Praise houses were small, wooden structures used for worship by enslaved people in the American Southeast. They were also known as prayer houses. Praise houses were typically built within plantation complexes. They were often an elder enslaved individual’s cabin.

Praise houses were a part of the early history of the Black church. There is evidence of Christian practice and praise houses from before the first organized Black denominations.

In praise houses, enslaved African Americans held religious services, shared news, and settled disputes. Services were typified by singing, prayer, and the “shout,” which was a song accompanied by vigorous hand-clapping and dancing. As an act of resistance, congregants would gather in circle to stomp or shout upon the wooden floors, performing what was known as the Ring Shout. 

These gatherings were not only religious but also a form of resistance and a means of preserving cultural and spiritual traditions in the face of oppression.
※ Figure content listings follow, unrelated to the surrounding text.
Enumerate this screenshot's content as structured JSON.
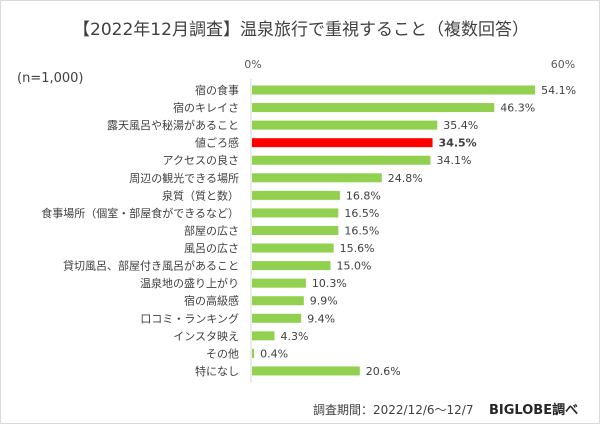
{
  "chart_data": {
    "type": "bar",
    "orientation": "horizontal",
    "title": "【2022年12月調査】温泉旅行で重視すること（複数回答）",
    "note": "(n=1,000)",
    "xlim": [
      0,
      60
    ],
    "tick_labels": [
      "0%",
      "60%"
    ],
    "categories": [
      "宿の食事",
      "宿のキレイさ",
      "露天風呂や秘湯があること",
      "値ごろ感",
      "アクセスの良さ",
      "周辺の観光できる場所",
      "泉質（質と数）",
      "食事場所（個室・部屋食ができるなど）",
      "部屋の広さ",
      "風呂の広さ",
      "貸切風呂、部屋付き風呂があること",
      "温泉地の盛り上がり",
      "宿の高級感",
      "口コミ・ランキング",
      "インスタ映え",
      "その他",
      "特になし"
    ],
    "values": [
      54.1,
      46.3,
      35.4,
      34.5,
      34.1,
      24.8,
      16.8,
      16.5,
      16.5,
      15.6,
      15.0,
      10.3,
      9.9,
      9.4,
      4.3,
      0.4,
      20.6
    ],
    "value_labels": [
      "54.1%",
      "46.3%",
      "35.4%",
      "34.5%",
      "34.1%",
      "24.8%",
      "16.8%",
      "16.5%",
      "16.5%",
      "15.6%",
      "15.0%",
      "10.3%",
      "9.9%",
      "9.4%",
      "4.3%",
      "0.4%",
      "20.6%"
    ],
    "highlight_index": 3,
    "colors": {
      "bar": "#92d050",
      "highlight": "#ff0000"
    },
    "grid": false
  },
  "footer": {
    "period": "調査期間：2022/12/6～12/7",
    "source": "BIGLOBE調べ"
  }
}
“The true shouť takes place on Sundays or on ‘praise’-nights through the week, and either in the praise-house or some cabin in which a regular religious meeting has been held. Very likely more than half the population of the plantation is gathered together. Let it be the evening, and a light-wood fire burns red before the door to the house and on the hearth.… The benches are pushed back to the wall when the formal meeting is over, and old and young, men and women, sprucely-dressed young men, grotesquely half-clad field hands—the women generally with gay handkerchiefs twisted about their heads and with short skirts, boys with tattered shirts and men’s trousers, young girls barefooted—all stand up in the middle of the floor, and when the ‘sperichil’ is struck up, begin first walking and by-and-by shuffling round, one after the other, in a ring. The foot is hardly taken from the floor, and the progression is mainly due to a jerking, hitching motion, which agitates the entire shouter, and soon brings out streams of perspiration. Sometimes they dance silently, sometimes as they shuffle they sing the chorus of the spiritual, and sometimes the song itself is also sung by the dancers. But more frequently a band, composed of some of the best singers and of tired shouters, stand at the side of the room to ‘base’ the others, singing the body of the song and clapping their hands together or on the knees. Song and dance are alike extremely energetic, and often, when the shout lasts into the middle of the night, the monotonous thud, thud of the feet prevents sleep within half a mile of the praise-house.”